Forest management

Exchange visit between Portuguese, Tunisian, and Moroccan cork foresters, Portugal



Eucalyptus matures in 12 years - cork needs 25
Eucalyptus plantation, Morocco
Eucalyptus plantation, Morocco
© WWF-Canon / M. GUNTHER

Forests should provide a balanced range of products and services.

But intensive livestock and agriculture are often favoured, reducing tree coverage, destroying forest structure, and reducing regeneration in large cork oak areas.

Current management also sometimes promotes “homogeneity” – trees all the same age, and this can lead to forest stands ageing together which impoverishes the understorey and weakens the forest.
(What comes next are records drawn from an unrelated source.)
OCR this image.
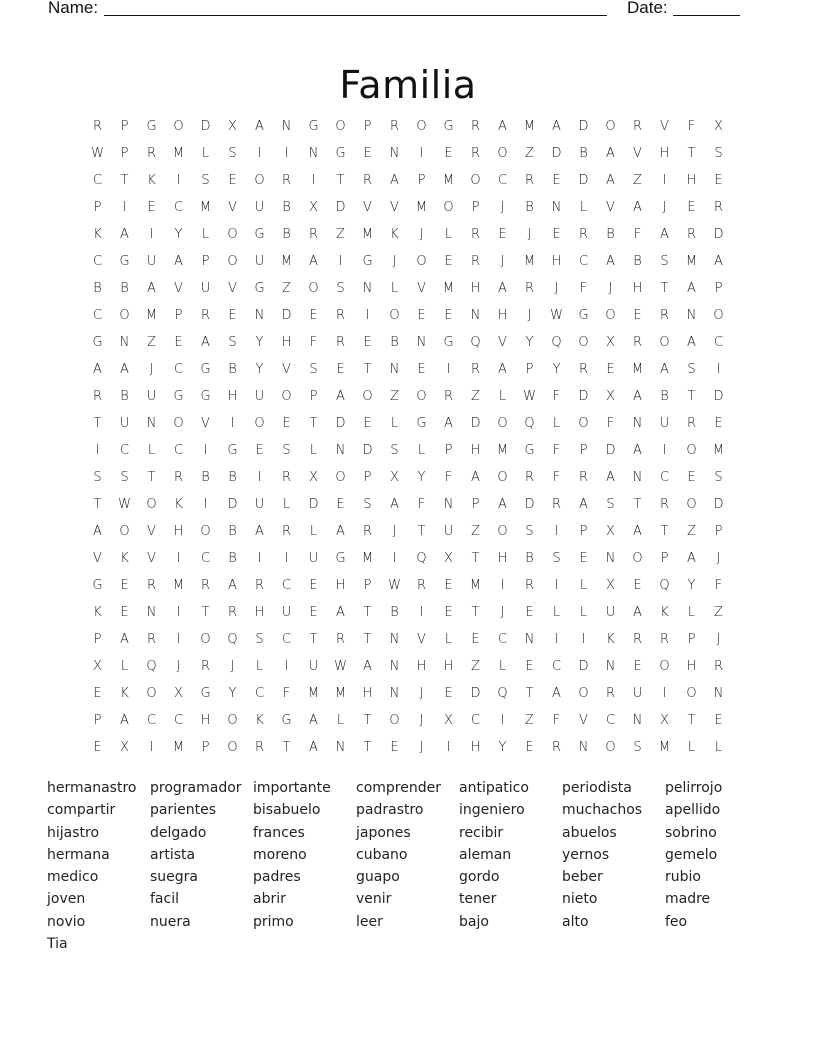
Name:	Date:
Familia
R	P	G	O	D	X	A	N	G	O	P	R	O	G	R	A	M	A	D	O	R	V	F	X
W	P	R	M	L	S	I	I	N	G	E	N	I	E	R	O	Z	D	B	A	V	H	T	S
C	T	K	I	S	E	O	R	I	T	R	A	P	M	O	C	R	E	D	A	Z	I	H	E
P	I	E	C	M	V	U	B	X	D	V	V	M	O	P	J	B	N	L	V	A	J	E	R
K	A	I	Y	L	O	G	B	R	Z	M	K	J	L	R	E	J	E	R	B	F	A	R	D
C	G	U	A	P	O	U	M	A	I	G	J	O	E	R	J	M	H	C	A	B	S	M	A
B	B	A	V	U	V	G	Z	O	S	N	L	V	M	H	A	R	J	F	J	H	T	A	P
C	O	M	P	R	E	N	D	E	R	I	O	E	E	N	H	J	W	G	O	E	R	N	O
G	N	Z	E	A	S	Y	H	F	R	E	B	N	G	Q	V	Y	Q	O	X	R	O	A	C
A	A	J	C	G	B	Y	V	S	E	T	N	E	I	R	A	P	Y	R	E	M	A	S	I
R	B	U	G	G	H	U	O	P	A	O	Z	O	R	Z	L	W	F	D	X	A	B	T	D
T	U	N	O	V	I	O	E	T	D	E	L	G	A	D	O	Q	L	O	F	N	U	R	E
I	C	L	C	I	G	E	S	L	N	D	S	L	P	H	M	G	F	P	D	A	I	O	M
S	S	T	R	B	B	I	R	X	O	P	X	Y	F	A	O	R	F	R	A	N	C	E	S
T	W	O	K	I	D	U	L	D	E	S	A	F	N	P	A	D	R	A	S	T	R	O	D
A	O	V	H	O	B	A	R	L	A	R	J	T	U	Z	O	S	I	P	X	A	T	Z	P
V	K	V	I	C	B	I	I	U	G	M	I	Q	X	T	H	B	S	E	N	O	P	A	J
G	E	R	M	R	A	R	C	E	H	P	W	R	E	M	I	R	I	L	X	E	Q	Y	F
K	E	N	I	T	R	H	U	E	A	T	B	I	E	T	J	E	L	L	U	A	K	L	Z
P	A	R	I	O	Q	S	C	T	R	T	N	V	L	E	C	N	I	I	K	R	R	P	J
X	L	Q	J	R	J	L	I	U	W	A	N	H	H	Z	L	E	C	D	N	E	O	H	R
E	K	O	X	G	Y	C	F	M	M	H	N	J	E	D	Q	T	A	O	R	U	I	O	N
P	A	C	C	H	O	K	G	A	L	T	O	J	X	C	I	Z	F	V	C	N	X	T	E
E	X	I	M	P	O	R	T	A	N	T	E	J	I	H	Y	E	R	N	O	S	M	L	L
hermanastro programador importante	comprender	antipatico	periodista	pelirrojo
compartir	parientes	bisabuelo	padrastro	ingeniero	muchachos	apellido
hijastro	delgado	frances	japones	recibir	abuelos	sobrino
hermana	artista	moreno	cubano	aleman	yernos	gemelo
medico	suegra	padres	guapo	gordo	beber	rubio
joven	facil	abrir	venir	tener	nieto	madre
novio	nuera	primo	leer	bajo	alto	feo
Tia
Other problems in North Africa, where the rural population is growing fast, are overgrazing, poor harvesting techniques, conversion to other uses (such as cannabis in northern Morocco), increased collection of wood for fuel, and charcoal production.

Harvesting techniques
The case of Morocco is especially alarming: the coastal cork oak forest of Maamora covered about 3,000 sq km at the end of the 19th century; only 600 remain.

In Tunisia an estimated 5 per cent of trees die every year because of poor harvesting techniques.

In the south of the Iberian peninsula and in North Africa, some cork oak forests have been converted to eucalyptus – exotic trees from Australia which only take 12 years to mature compared to 25 for cork, making them more profitable for the economy, especially the paper industry one.

Degraded or converted forests are more vulnerable to fires – sometimes started deliberately to provide land for agriculture, pasture, or development. They are also weaker to face desertification.

Climate change exacerbates these threats and affects the health of cork oak landscapes, increasing their vulnerability to disease, pests, and forest fires.